Nearly three million of the 6.7 million young South Africans in the 18-to-24-year age group were unemployed or not receiving education and training in 2007 - and they pose a threat of "serious social disruption". These facts have been revealed by research funded by the Ford Foundation and undertaken by the Cape-based Centre for Higher Education Transformation and the University of the Western Cape's Further Education and Training Institute.
Youthful protesters have been central to a current wave of service-delivery unrest around South Africa.
Conducted last year using Statistics South Africa's 2007 Community Survey and education department statistics, the study "Responding to the Educational Needs of Post-school Youth" says that of the 2.8-million who were unemployed and not in education institutions, 44% were African and 41% coloured (mixed race).
Reasons for young people not being in education or jobs include:
* Lack of a diverse post-school public or private college sector.
* Reduction in educational opportunities because of institutional mergers.
* Failure of sector education and training authorities to provide adequate learnerships.
* Less labour market absorption because the government is not meeting its target of 6% annual economic growth.
* The uncontrolled introduction of more than two million relatively well-educated foreign workers into the labour market.
John Butler-Adam of the Ford Foundation speculated that most idle youngsters are "at home, or wandering the streets, or both. Joining gangs will be an option - a social security blanket" - and crime is an option.
"They could be a social time bomb and could start taking social action. They are a lost generation and need to be found," he said, referring to recent looting by beleaguered unemployed people at a protest in Durban.
The study examined attendance at educational institutions in the 18-to-24-year age group for 1996, 2001 and 2007. While South Africa's population grew and more learners were studying, in real terms there was a decline in the number attending educational institutions.
While 46% of 21-year-olds were studying in 1996, this dropped to 36% in 2001 and 32% in 2007. At the same time, the number of learners in secondary schools has grown. In 2007, 508,600 youths had not reached grade 10, and almost a million left school after completing grade 10.
"This is not only an enormous waste of educational resources, but it is also the group that seems the most vulnerable to unemployment," the study points out, adding that "the decrease in participation [in educational institutions] for the 18-to-24-year age group severely affects the life opportunities of young people".
Butler-Adam believes learners could be dropping out before reaching grade 10 for financial reasons, or because they are "frustrated that schools are not serving them well".
Pointing out that the number of unemployed youths not receiving education or training has increased since 2007, he warned that the number will continue to grow each year as young people leave school without completing grade 12, as grade 12 leavers fail to find jobs or gain access to universities, and as university students drop out.

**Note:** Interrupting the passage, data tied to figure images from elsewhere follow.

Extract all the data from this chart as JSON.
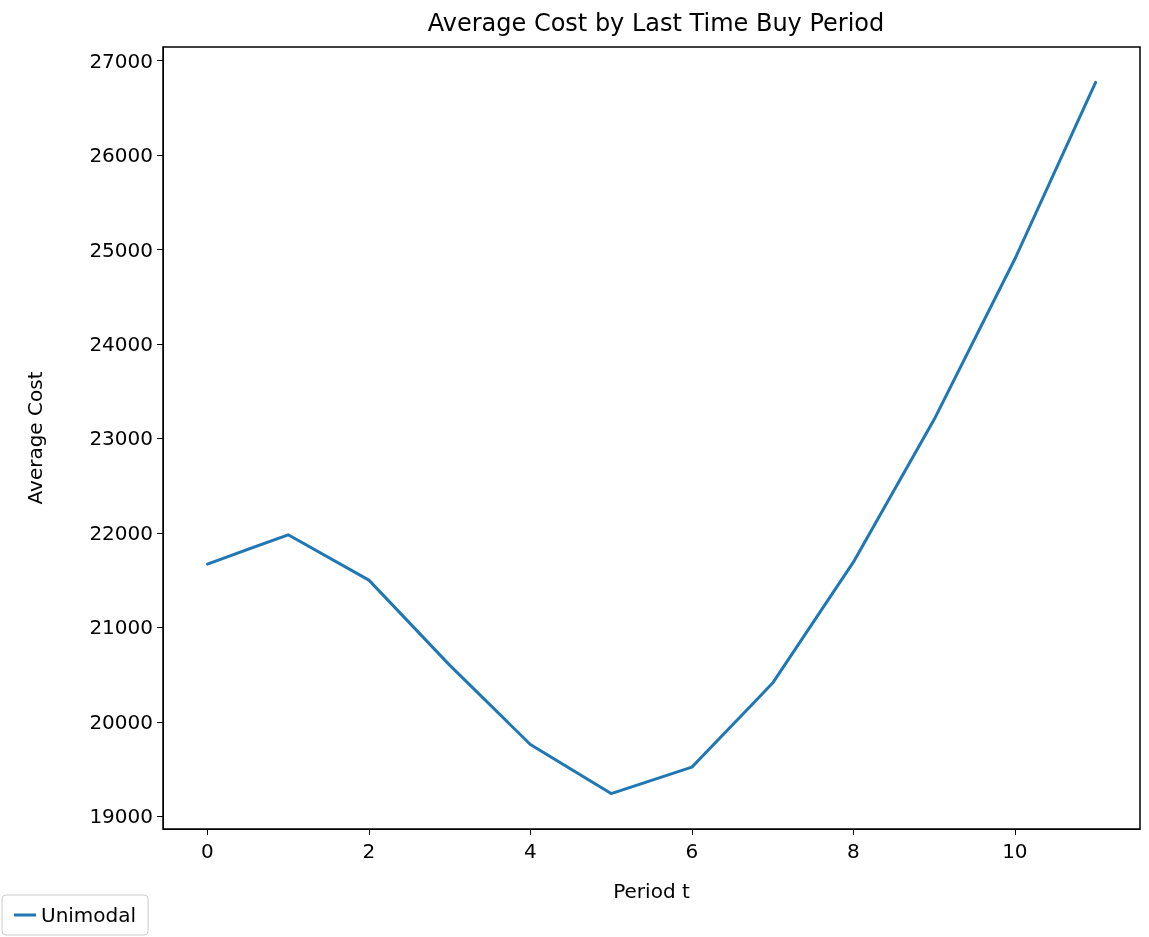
{
  "chart_data": {
    "type": "line",
    "title": "Average Cost by Last Time Buy Period",
    "xlabel": "Period t",
    "ylabel": "Average Cost",
    "x": [
      0,
      1,
      2,
      3,
      4,
      5,
      6,
      7,
      8,
      9,
      10,
      11
    ],
    "series": [
      {
        "name": "Unimodal",
        "color": "#1f77b4",
        "values": [
          21670,
          21980,
          21500,
          20600,
          19760,
          19240,
          19520,
          20410,
          21690,
          23200,
          24900,
          26770
        ]
      }
    ],
    "xlim": [
      -0.55,
      11.55
    ],
    "xticks": [
      0,
      2,
      4,
      6,
      8,
      10
    ],
    "ylim": [
      18865,
      27145
    ],
    "yticks": [
      19000,
      20000,
      21000,
      22000,
      23000,
      24000,
      25000,
      26000,
      27000
    ],
    "grid": false,
    "legend": "bottom left",
    "marker": "none",
    "line_style": "solid"
  }
}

The report of the study argues for the expansion of educational and training and internship opportunities and special youth-service programmes. In particular it recommends that the existing Further Education and Training (FET) vocational college sector be enlarged and strengthened.
One option is for some FET colleges to be franchised by universities to offer programmes and award credits towards university degrees.
Seamus Needham of the University of the Western Cape said public FET colleges are running three-year programmes, but learners needed to earn an income. "It's not a realistic option," he said, adding that shorter courses are needed.
Butler-Adam agreed that a wider range of educational institutions is required to absorb the youth. But he said: "We can't afford to continue like this. We need people with skills, who pay taxes and strengthen and enrich society."